The world’s oceans are losing oxygen – and rapidly. The principal cause is the increasing warming of the oceans, which reduces the solubility of oxygen in water and increases respiratory activity. In addition, it strengthens stratification of the water column, making it harder for deep and surface water to mix.

“Within just 50 years – from 1960 to 2010 – the global oxygen content of the oceans fell by two percent and the volume of anoxic waters increased fourfold,” says biogeochemist Dr. Gonzalo Gomez Saez from the Department of Earth and Environmental Sciences at LMU. “This massive decrease in oxygen is changing elemental cycles, on which marine ecosystems are based.”

Less oxygen, more sulfur

An important aspect is the metabolization of sulfur compounds by the microorganisms living in the water, as Gomez Saez explains: “In waters with low oxygen concentration, organic sulfur compounds play a particularly important role, as they tend to accumulate in these waters. To date, however, we have no clear explanation for this phenomenon.” A team led by Gomez Saez published a study that appeared recently in The ISME Journal, which takes a closer look at what happens with sulfur-containing compounds in oxygen-deficient waters.

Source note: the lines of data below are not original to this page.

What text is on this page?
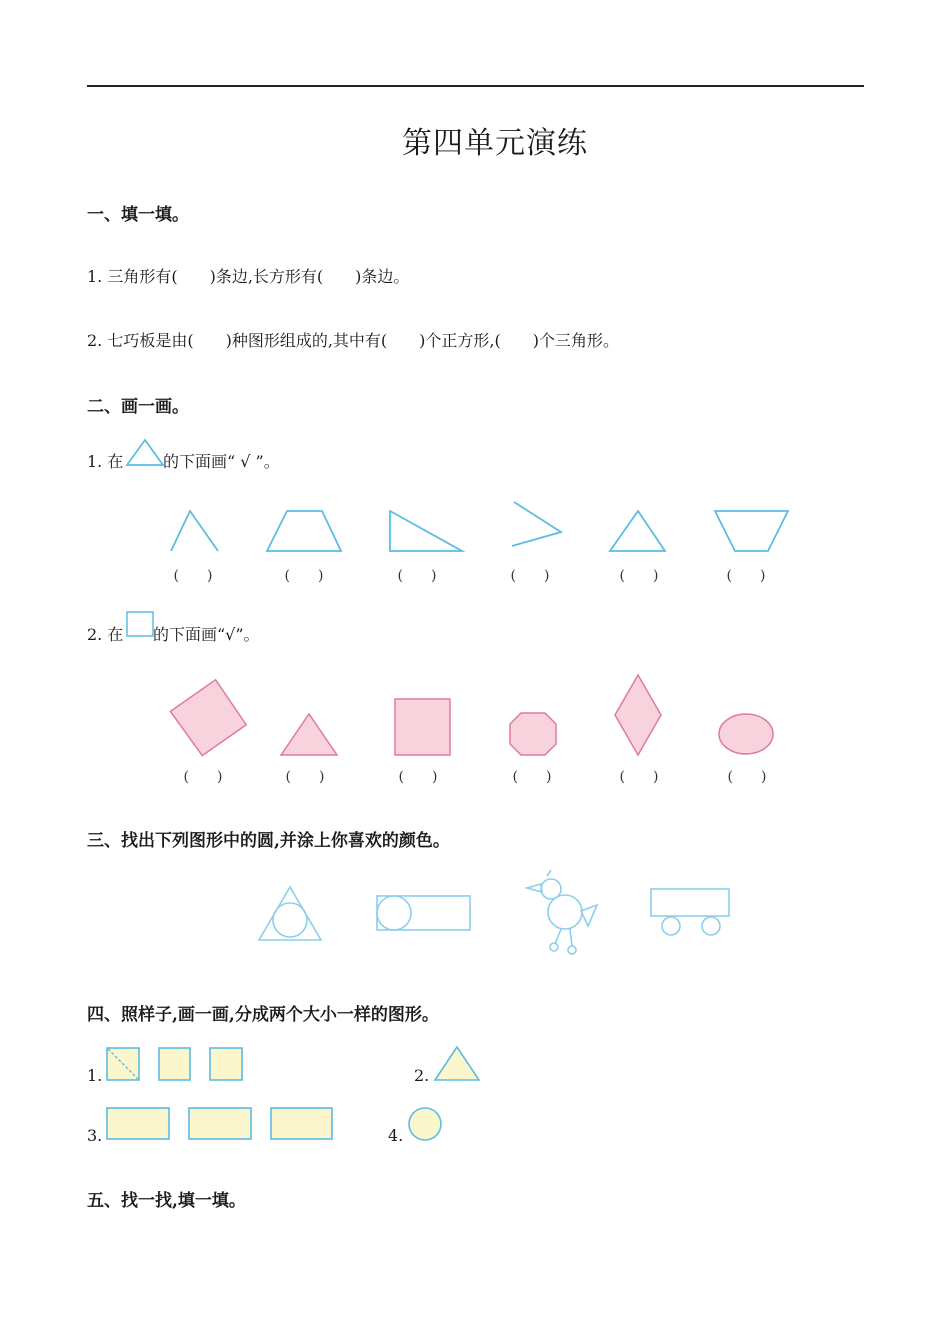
第四单元演练
一、填一填。
1. 三角形有(　　)条边,长方形有(　　)条边。
2. 七巧板是由(　　)种图形组成的,其中有(　　)个正方形,(　　)个三角形。
二、画一画。
1. 在 的下面画“ √ ”。
2. 在 的下面画“√”。
(　　)	(　　)	(　　)	(　　)	(　　)	(　　)
(　　)	(　　)	(　　)	(　　)	(　　)	(　　)
三、找出下列图形中的圆,并涂上你喜欢的颜色。
四、照样子,画一画,分成两个大小一样的图形。
1.	2.
3.	4.
五、找一找,填一填。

The main focus of the investigation was on a molecule that ordinary people may know as part of red-meat diet and as an additive in energy drinks: taurine. This bioavailable organic sulfur compound also plays an important role in nature, as it is utilized by ocean microbes for nutrient exchange, energy production, and growth.

“Many ocean microbes have the genetic potential of consuming taurine, but it is unclear how this activity is linked to the worldwide decline in oxygen levels” notes Gomez Saez. “We aimed, therefore, to understand how different concentrations of dissolved oxygen in the water influence the microbial processing of taurine.”

Samples from Mariager Fjord

To this end, the research team – which had members from Aarhus (Denmark), Munich, Oldenburg, and Bremen – investigated water samples from the Danish Mariager Fjord, which loses huge amounts of oxygen in summer. The inlet is connected to the Kattegat strait by means of a flat sill. This limits how much deep water it mixes with and favors the formation of oxygen-deficient conditions.

These conditions intensify in summer when warmer weather conditions lead to temporary stratification and higher respiratory activity by marine organisms. As such, Mariager Fjord serves as a valuable natural laboratory for investigating how biogeochemical processes react to changing oxygen levels.

Immediately after taking water samples from the fjord, Dr. Ömer Coskun, a former LMU researcher and first author of the article, incubated oxygen-deficient water and fully oxygen-enriched water with substrates to which stable isotopes had been added – they ‘fed,’ as it were, the microorganisms contained in the water with labeled nutrients. “In this way, we were able to follow which microbes incorporated carbon from the various compounds under different oxygen concentrations in the fjord,” says Gomez Saez.

The future of marine cycles

The main result: taurine was assimilated only in the low-oxygen (hypoxic) conditions of the fjord waters. By using DNA sequencing, the team was also able to determine which microorganisms are responsible for taurine metabolization in Mariager Fjord: mainly Flavobacteria from the phylum Bacteroidota. “As oxygen-deficient areas are spreading worldwide and compounds like taurine are becoming increasingly common in the oceans as a result, microorganisms that utilize such compounds will probably play a larger role in marine carbon and sulfur cycles in the future,” concludes Gomez Saez.